​Valor econômico, v. 17, n. 4345, 21/09/2017. Política, p. A8.

 

 

Maioria do STF é a favor de enviar denúncia contra Temer à Câmara

Luísa Martins e Cristiane Bonfanti

21/09/2017

 

 

Por 7 votos a 1, os ministros do Supremo Tribunal Federal (STF) formaram maioria, ontem, para encaminhar a segunda denúncia contra o presidente Michel Temer à Câmara dos Deputados, negando o pedido da defesa do pemedebista para que o processo fosse paralisado até que esclarecidos todos os fatos envolvendo as omissões nas delações de executivos do grupo J&F. O julgamento será retomado na sessão de hoje - faltam três votos para compor o placar final.

A maioria dos magistrados entendeu, também, que não cabe à Corte, neste momento, discutir a validade das provas colhidas a partir das colaborações premiadas dos empresários Joesley Batista e Ricardo Saud, que embasaram a acusação de organização criminosa e obstrução de justiça que pesa contra o presidente.

Apesar da quase unanimidade até então - o único voto divergente foi o ministro Gilmar Mendes -, o julgamento de ontem trouxe um debate sobre a possibilidade de o relator identificar ilegalidades na denúncia antes de remetê-la à análise dos deputados, algo que não aconteceu na primeira acusação. Em junho, quando Temer foi denunciado por corrupção passiva, o Supremo foi um mero canal de passagem entre a Procuradoria-Geral da República (PGR) e a Câmara. O encaminhamento automático ao Legislativo sequer foi questionado entre os membros da Corte.

Entretanto, um novo ingrediente foi adicionado ao contexto da segunda denúncia, apresentada semana passada pelo ex-procurador-geral da República Rodrigo Janot: a conclusão de que Joesley e Saud foram omissos em seus acordos de delação. Ambos cumprem prisão preventiva.

O primeiro a levantar a questão foi o ministro Dias Toffoli. Quando o julgamento já estava em 5 a 0 (Alexandre de Moraes, Luís Roberto Barroso, Rosa Weber e Luiz Fux acompanhando o relator, Edson Fachin), ele pontuou uma "divergência teórica": em seu ponto de vista, o relator tem poderes para encaminhar uma denúncia direto à Câmara ou, se entender haver alguma ilegalidade na acusação, levar o caso a plenário. "Se o STF pode rejeitar um inquérito por inépcia ou justa causa, qual a razão para imunizar denúncia oferecida contra presidente?", questionou.

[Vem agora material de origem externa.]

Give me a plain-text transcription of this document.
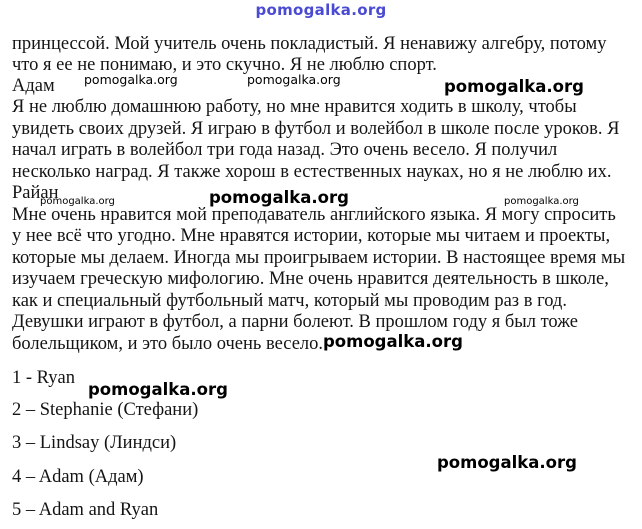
pomogalka.org
принцессой. Мой учитель очень покладистый. Я ненавижу алгебру, потому
что я ее не понимаю, и это скучно. Я не люблю спорт.
Адам
Я не люблю домашнюю работу, но мне нравится ходить в школу, чтобы
увидеть своих друзей. Я играю в футбол и волейбол в школе после уроков. Я
начал играть в волейбол три года назад. Это очень весело. Я получил
несколько наград. Я также хорош в естественных науках, но я не люблю их.
Райан
Мне очень нравится мой преподаватель английского языка. Я могу спросить
у нее всё что угодно. Мне нравятся истории, которые мы читаем и проекты,
которые мы делаем. Иногда мы проигрываем истории. В настоящее время мы
изучаем греческую мифологию. Мне очень нравится деятельность в школе,
как и специальный футбольный матч, который мы проводим раз в год.
Девушки играют в футбол, а парни болеют. В прошлом году я был тоже
болельщиком, и это было очень весело.
1 - Ryan
2 – Stephanie (Стефани)
3 – Lindsay (Линдси)
4 – Adam (Адам)
5 – Adam and Ryan
pomogalka.org	pomogalka.org	pomogalka.org
pomogalka.org	pomogalka.org	pomogalka.org
pomogalka.org
pomogalka.org
pomogalka.org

No caso concreto, como Fachin optou por enviar a acusação à análise da Câmara, Toffoli concordou. Em seguida, o ministro Ricardo Lewandowski votou no mesmo sentido - placar de 7 a 0.

Último a votar ontem, Gilmar discordou da maioria. Ele afirmou que o tribunal não pode se recusar a "atribuir importância jurídica aos elementos já coligidos" antes de enviar a denúncia ao presidente da Câmara, Rodrigo Maia (DEM-RJ). O ministro também foi enfático ao dizer que a acusação contra Temer "é um apanhado de fatos anteriores" ao mandato - e, pela Constituição Federal, é proibido processar um presidente por crimes alheios ao cargo. "Nós temos de ter responsabilidade", assinalou. "Deixar para avaliar quais os fatos não são estranhos ao exercício das funções presidenciais apenas quando e se a Câmara autorizar o processo é uma forma de empurrar o problema com a barriga."

Para ele, o processo deve, sim, ficar paralisado até que estejam concluídas todas as apurações em torno da rescisão das delações da JBS, o que inclui a suposta orientação de membros do Ministério Público Federal (MPF) na gravação dos investigados na Operação Lava-Jato, sem a devida autorização do Supremo. Mais: deve ser devolvida à PGR para que a nova procuradora-geral da República, Raquel Dodge, limite seu conteúdo aos crimes em tese cometidos por Temer enquanto chefe do Palácio do Planalto.

Ainda assim, por ora, permanece majoritário o entendimento de que, antes de qualquer análise pela Corte, é necessária a autorização de 2/3 dos deputados federais. Em memorial enviado a todos os ministros antes da sessão, Dodge também defendeu essa tese, apesar de a acusação ser de autoria de seu antecessor.

"A denúncia se submete à prévio juízo político por parte da Câmara e não há, portanto, razão para se precipitar qualquer pronunciamento deste tribunal nesta matéria. Não é possível interferir e impedir que a Câmara aprecie a admissibilidade da acusação. Neste momento, a palavra está com os deputados, e não com o Supremo", votou Barroso.

"Qualquer iniciativa do STF nesta fase preambular violaria a cláusula pétrea da separação dos poderes", complementou Fux.

Em Nova York, Temer comentou pela primeira vez a segunda denúncia oferecida contra ele, defendendo a harmonia entre os poderes: "O Supremo é soberano e decide de acordo com o que ele entende melhor."

Hoje, o julgamento será retomado com os votos dos ministros Marco Aurélio Mello, Celso de Mello e Cármen Lúcia, presidente do tribunal.